Être entourée par la nature et les montagnes est une façon de se reconnecter à ses racines colombiennes. © Ana Maria Angarita
Être entourée par la nature et les montagnes est une façon de se reconnecter à ses racines colombiennes. © Ana Maria Angarita
Selon vous, quelle est la perception des réfugiés en Suisse ?

Il y a différentes positions. Grâce à mon travail, j'ai pu constater qu'il y a une prise de conscience croissante quant à la nécessité de soutenir la vie des personnes qui demandent l'asile, et il y a beaucoup de grandes initiatives à travers le pays pour soutenir l'intégration des réfugiés. Nous constatons également que les entreprises prennent de plus en plus position pour soutenir les talents réfugiés et adaptent même leurs lieux de travail pour les accueillir. La Suisse est un pays à tradition humanitaire, et la plupart des gens comprennent la nécessité d'aider les personnes dans le besoin. Lorsque la récente crise humanitaire a éclaté en Afghanistan, une pétition en ligne a été lancée pour demander l'accueil immédiat d'au moins 5’000 Afghans en Suisse. Cela montre qu'il y a des gens qui se soucient de ce qui se passe ailleurs.

Mais je continue de penser que nous avons besoin d'un changement de paradigme en Suisse sur la façon dont les migrants et les réfugiés sont perçus. Les gens qui vivent ici doivent continuer à être sensibilisés afin qu'ils ne se sentent pas menacés par les nouveaux arrivants qui, dans de nombreux cas, n'ont pas choisi de venir ici. Ils n'ont pas eu le choix car c'était pour eux le seul moyen de survivre. Nous avons tous le droit de vivre une vie heureuse et être en sécurité.
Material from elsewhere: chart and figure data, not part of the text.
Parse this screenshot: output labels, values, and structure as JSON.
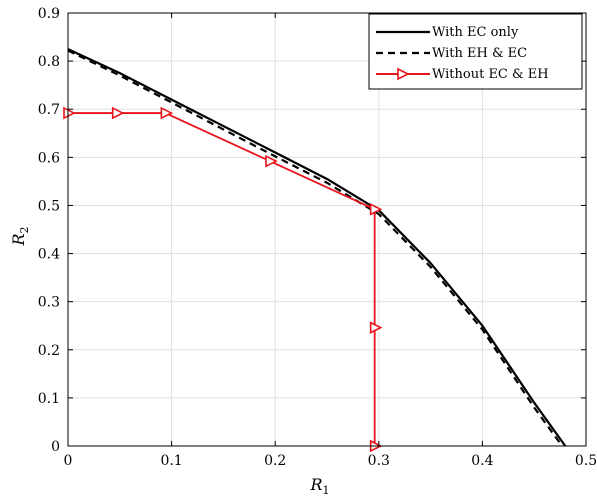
{
  "chart_data": {
    "type": "line",
    "xlabel": "R",
    "xlabel_sub": "1",
    "ylabel": "R",
    "ylabel_sub": "2",
    "xlim": [
      0,
      0.5
    ],
    "ylim": [
      0,
      0.9
    ],
    "xticks": [
      "0",
      "0.1",
      "0.2",
      "0.3",
      "0.4",
      "0.5"
    ],
    "yticks": [
      "0",
      "0.1",
      "0.2",
      "0.3",
      "0.4",
      "0.5",
      "0.6",
      "0.7",
      "0.8",
      "0.9"
    ],
    "grid": true,
    "legend_position": "top-right",
    "series": [
      {
        "name": "With EC only",
        "style": "solid",
        "color": "#000000",
        "x": [
          0,
          0.05,
          0.1,
          0.15,
          0.2,
          0.25,
          0.3,
          0.35,
          0.4,
          0.45,
          0.48
        ],
        "y": [
          0.825,
          0.775,
          0.72,
          0.665,
          0.61,
          0.555,
          0.49,
          0.38,
          0.25,
          0.09,
          0
        ]
      },
      {
        "name": "With EH & EC",
        "style": "dashed",
        "color": "#000000",
        "x": [
          0,
          0.05,
          0.1,
          0.15,
          0.2,
          0.25,
          0.3,
          0.35,
          0.4,
          0.45,
          0.477
        ],
        "y": [
          0.822,
          0.77,
          0.714,
          0.658,
          0.602,
          0.547,
          0.482,
          0.372,
          0.242,
          0.08,
          0
        ]
      },
      {
        "name": "Without EC & EH",
        "style": "solid-marker",
        "color": "#e8141b",
        "marker": "triangle-right",
        "x": [
          0,
          0.047,
          0.094,
          0.195,
          0.296,
          0.296,
          0.296
        ],
        "y": [
          0.692,
          0.692,
          0.692,
          0.592,
          0.492,
          0.246,
          0
        ]
      }
    ]
  }
}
Les migrants et les réfugiés sont des personnes qui amènent avec eux un riche bagage culturel, ils ont beaucoup de talent et de nouvelles idées, et ils peuvent être un atout pour la société.

Si vous pouviez transmettre un message aux Suisses, que leur diriez-vous ?

En tant qu'ancienne réfugiée, je leur dirais d'être ouverts aux réfugiés et - s'ils en ont la possibilité - de les aider à s'épanouir et d'investir dans leur talent. La compréhension des réfugiés et de leur vie est encore limitée. Si les gens souhaitent en savoir plus sur les défis auxquels les réfugiés sont confrontés, ils peuvent s'engager ou même se porter volontaires dans des initiatives qui les soutiennent. Je pense que le fait d'avoir une interaction directe avec les réfugiés est le moyen le plus puissant de rester ouvert et de voir l'intérêt de travailler avec eux.

Mon histoire n'est qu'une parmi des millions d'histoires de personnes qui n'ont pas choisi de quitter leur pays d'origine, dont les limites ont été testées à maintes reprises, dont les rêves ont été brisés, mais qui en ont tout de même trouvé de nouveaux. Si la population locale est prête à aider, elle aura l'occasion de contribuer au bonheur de personnes fortes qui ont le pouvoir de se réinventer, de s'adapter à des situations difficiles et qui sont très fières de leurs origines.